Расхаживают продавцы мороженого, конфет, кока-колы. Трансляторы наигрывают свинги. Если не ошибаюсь, это записи оркестра Гендерсона. Киношники с лампами, штативами, кинокамерами, шлангами возятся прямо под рампой – взъерошенные, в разноцветных модных одеждах, не угадать, кто мужчина, кто женщина.
В первом ряду замечаю белую нить пробора Аальтонена. Вижу испитое лицо бывшего борца. Вспоминаю имя-Иоахим. Цорн прозвал его «ресторанным борцом»… Вот так новость: Осборн! Из Парижа махнул на мое последнее выступление! Вот чудак. Наверное, только прилетел. Даже среди дружно белоголовых финнов голова Осборна выделяется своим соломенным цветом.
Я на сцене за каким-то размалеванным щитом. Обычно меня не интересует зал. Но сейчас я с каким-то болезненным любопытством впитываю его подробности.
Рядом с Осборном легковес из финской сборной. На плечах Осборна замшевая куртка. Воротник полосатой рубахи расстегнут. Эти рубашки Поречьев называет «нефтяной кризис», так как они вошли в моду во время нефтяного кризиса, вызванного войной на Ближнем Востоке. Ловлю себя на том, что улыбаюсь Морису. Черт побери, мы же работали не один год вместе! Приятно видеть своего. Я бы сделал из него чемпиона. В первом тяжелом он «задушил» бы канадца Дейва Аллена и нашего Геннадия Щелканова. Я вижу, чего недостает Осборну. Но это не поправишь словами – надо вместе тренироваться.
Я испытываю одновременно и тревожную напряженность и спокойную уверенность. Привычная обстановка чемпионатов вызывает уверенность. Во всяком случае здесь я знаю, что делать. И, наконец, наступило время действовать. Теперь все зависит от меня.

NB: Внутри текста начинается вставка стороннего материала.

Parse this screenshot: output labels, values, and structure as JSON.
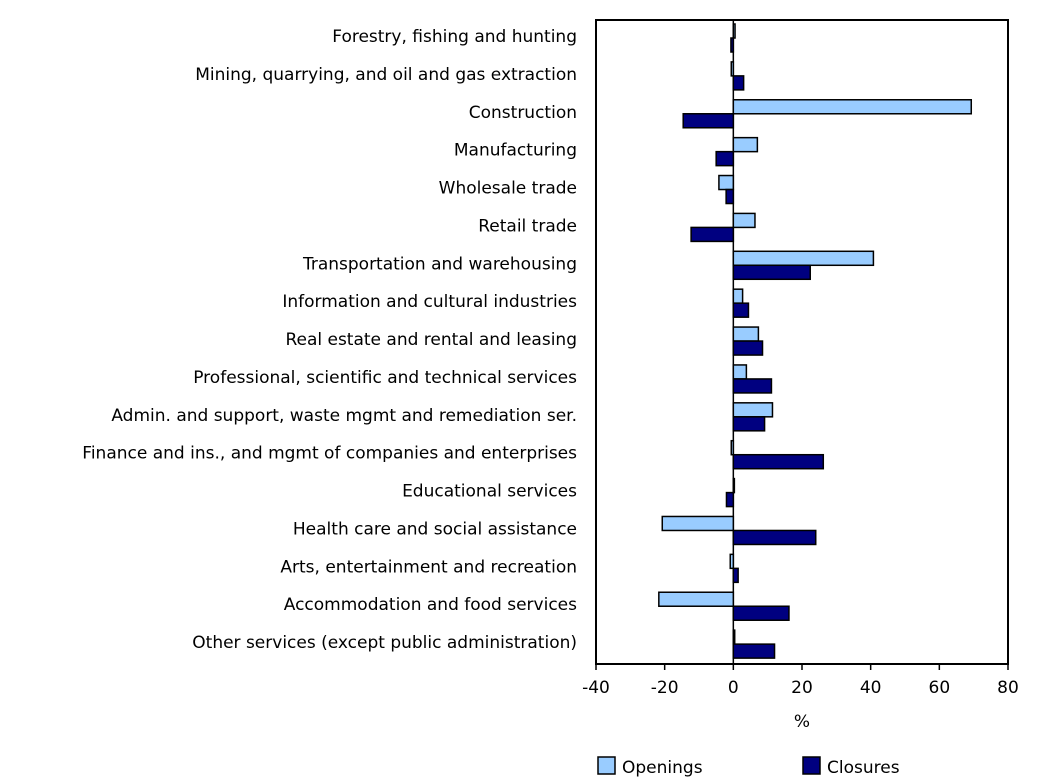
{
  "chart_data": {
    "type": "bar",
    "orientation": "horizontal",
    "categories": [
      "Forestry, fishing and hunting",
      "Mining, quarrying, and oil and gas extraction",
      "Construction",
      "Manufacturing",
      "Wholesale trade",
      "Retail trade",
      "Transportation and warehousing",
      "Information and cultural industries",
      "Real estate and rental and leasing",
      "Professional, scientific and technical services",
      "Admin. and support, waste mgmt and remediation ser.",
      "Finance and ins., and mgmt of companies and enterprises",
      "Educational services",
      "Health care and social assistance",
      "Arts, entertainment and recreation",
      "Accommodation and food services",
      "Other services (except public administration)"
    ],
    "series": [
      {
        "name": "Openings",
        "color": "#99ccff",
        "values": [
          0.5,
          -0.6,
          69.3,
          7.0,
          -4.2,
          6.3,
          40.8,
          2.7,
          7.3,
          3.8,
          11.4,
          -0.6,
          0.3,
          -20.7,
          -0.9,
          -21.7,
          0.4
        ]
      },
      {
        "name": "Closures",
        "color": "#000080",
        "values": [
          -0.7,
          3.0,
          -14.6,
          -5.0,
          -2.1,
          -12.3,
          22.4,
          4.4,
          8.5,
          11.1,
          9.1,
          26.2,
          -2.0,
          24.0,
          1.4,
          16.2,
          12.0
        ]
      }
    ],
    "xlabel": "%",
    "xlim": [
      -40,
      80
    ],
    "xticks": [
      "-40",
      "-20",
      "0",
      "20",
      "40",
      "60",
      "80"
    ],
    "grid": false,
    "legend": "bottom"
  }
}
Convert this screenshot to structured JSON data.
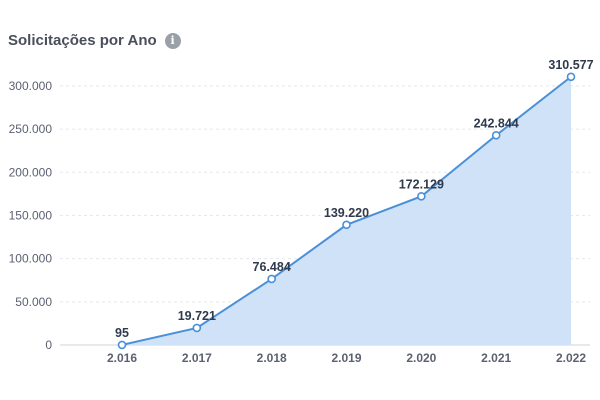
{
  "header": {
    "title": "Solicitações por Ano",
    "info_icon": "info-icon"
  },
  "colors": {
    "line": "#4a90d9",
    "area": "#cfe2f7",
    "grid": "#e6e8ec",
    "point_fill": "#ffffff"
  },
  "chart_data": {
    "type": "area",
    "title": "Solicitações por Ano",
    "categories": [
      "2.016",
      "2.017",
      "2.018",
      "2.019",
      "2.020",
      "2.021",
      "2.022"
    ],
    "values": [
      95,
      19721,
      76484,
      139220,
      172129,
      242844,
      310577
    ],
    "data_labels": [
      "95",
      "19.721",
      "76.484",
      "139.220",
      "172.129",
      "242.844",
      "310.577"
    ],
    "y_ticks": [
      0,
      50000,
      100000,
      150000,
      200000,
      250000,
      300000
    ],
    "y_tick_labels": [
      "0",
      "50.000",
      "100.000",
      "150.000",
      "200.000",
      "250.000",
      "300.000"
    ],
    "ylim": [
      0,
      330000
    ],
    "grid": true,
    "grid_style": "dashed-horizontal",
    "legend": "none"
  }
}
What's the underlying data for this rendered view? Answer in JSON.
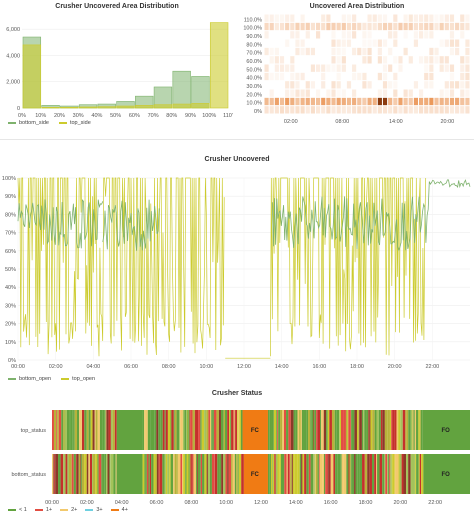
{
  "panels": {
    "hist_title": "Crusher Uncovered Area Distribution",
    "heat_title": "Uncovered Area Distribution",
    "line_title": "Crusher Uncovered",
    "status_title": "Crusher Status"
  },
  "colors": {
    "bottom": "#7eb26d",
    "top": "#cccb2d",
    "heat_base": "#f7e6d6",
    "fo": "#62a33f",
    "fc": "#f07b14"
  },
  "chart_data": [
    {
      "type": "bar",
      "title": "Crusher Uncovered Area Distribution",
      "categories": [
        "0%",
        "10%",
        "20%",
        "30%",
        "40%",
        "50%",
        "60%",
        "70%",
        "80%",
        "90%",
        "100%",
        "110'"
      ],
      "ylim": [
        0,
        7000
      ],
      "y_ticks": [
        "0",
        "2,000",
        "4,000",
        "6,000"
      ],
      "series": [
        {
          "name": "bottom_side",
          "values": [
            5400,
            200,
            150,
            250,
            300,
            500,
            900,
            1600,
            2800,
            2400,
            0,
            0
          ]
        },
        {
          "name": "top_side",
          "values": [
            4800,
            50,
            50,
            80,
            100,
            150,
            200,
            250,
            300,
            350,
            6500,
            0
          ]
        }
      ],
      "legend": "bottom-left"
    },
    {
      "type": "heatmap",
      "title": "Uncovered Area Distribution",
      "y_ticks": [
        "0%",
        "10.0%",
        "20.0%",
        "30.0%",
        "40.0%",
        "50.0%",
        "60.0%",
        "70.0%",
        "80.0%",
        "90.0%",
        "100.0%",
        "110.0%"
      ],
      "x_ticks": [
        "02:00",
        "08:00",
        "14:00",
        "20:00"
      ]
    },
    {
      "type": "line",
      "title": "Crusher Uncovered",
      "ylim": [
        0,
        100
      ],
      "y_ticks": [
        "0%",
        "10%",
        "20%",
        "30%",
        "40%",
        "50%",
        "60%",
        "70%",
        "80%",
        "90%",
        "100%"
      ],
      "x_ticks": [
        "00:00",
        "02:00",
        "04:00",
        "06:00",
        "08:00",
        "10:00",
        "12:00",
        "14:00",
        "16:00",
        "18:00",
        "20:00",
        "22:00"
      ],
      "series": [
        {
          "name": "bottom_open"
        },
        {
          "name": "top_open"
        }
      ],
      "legend": "bottom-left"
    },
    {
      "type": "heatmap",
      "title": "Crusher Status",
      "rows": [
        "top_status",
        "bottom_status"
      ],
      "x_ticks": [
        "00:00",
        "02:00",
        "04:00",
        "06:00",
        "08:00",
        "10:00",
        "12:00",
        "14:00",
        "16:00",
        "18:00",
        "20:00",
        "22:00"
      ],
      "block_labels": {
        "fc": "FC",
        "fo": "FO"
      },
      "legend": [
        "< 1",
        "1+",
        "2+",
        "3+",
        "4+"
      ],
      "legend_colors": [
        "#62a33f",
        "#e24d42",
        "#f2c96d",
        "#6ed0e0",
        "#f07b14"
      ]
    }
  ]
}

Проход из зала на сцену перекрыт полицейскими. За центральным пультом Уго Бреннер – это совсем неплохо. Бреннер не станет куражиться, команду даст точно. Я знаю, Бреннер не из тех, кто сводит счеты. Бреннер пробует сигнализацию. Вспыхивают белые, красные лампы. Вид у Бреннера не из лучших. Видно, вчера закончил званый ужин в другом месте.
Джозеф Бэкстон за столом почетных гостей. Значит, Бреннер отстоял свое право. Впрочем, черт их там разберет…
И тогда я догадываюсь, зачем здесь Бэкстон. Это гончий пес Мэгсона. Они хотят убедиться, что я выхожу из игры, что мне крышка: я стар для «железной игры».
Музыка наступает четкостью ритмов. Слышу соло «шагающего» фортепиано. И музыка, и я, и сласти на лотках – все к услугам публики. Не могу оторваться от зрелища. Стараюсь понять людей.
Мы стоим за кулисами. Здесь, в коридоре, холодновато. Костюм придется сбрасывать на сцене. Надо беречь тепло. Цорн что-то объясняет Мальмруту. Здесь на спортивном спектакле салонно-галантные жесты Мальмрута и его старомодное пенсне на черном шнурке производят более чем странное впечатление. Так и хочется вернуть его в кадры какой-нибудь старой киноленты.
– Да сними ты свою овечью привязь, – дергает меня за галстук Поречьев. – Пойдем переоденешься. Пора…
– Закажите черный кофе, – говорю я. – И в кофе ложку коньяку.
– Мы же не дома, – Поречьев пожимает плечами. – Где возьму коньяк?..
– Будет коньяк, – Цорн усмехается.
– Только никому ни слова. Скажите, для тренера. – Поречьева не узнать. Говорит грубо, отрывисто.
– В соревнованиях я ничего не принимаю, – объясняю я. – Но после нашего турне кофе с коньяком не помешает. Я обычно возбуждаюсь сверх меры, и мне нужны скорее успокаивающие средства, хотя и без этого тоже обхожусь. Но сегодня…
– Да, сумасшедшие были деньки, – перебивает Поречьев.
– А-а, Гуго! – Цорн подталкивает к нам Хенриксона. – Как же тебя пропустили?
– Как видишь, – Хенриксон пожимает нам руки.
– Где ты был? – спрашивает Цорн.
– Сейчас уходит поезд, – говорит Хенриксон. – Я приехал проститься. – Хенриксон в толстом черном свитере, на руке куртка.
Собирается толпа. Какие-то люди фотографируют меня, оттирают Поречьева, задают на ломаном русском вопросы.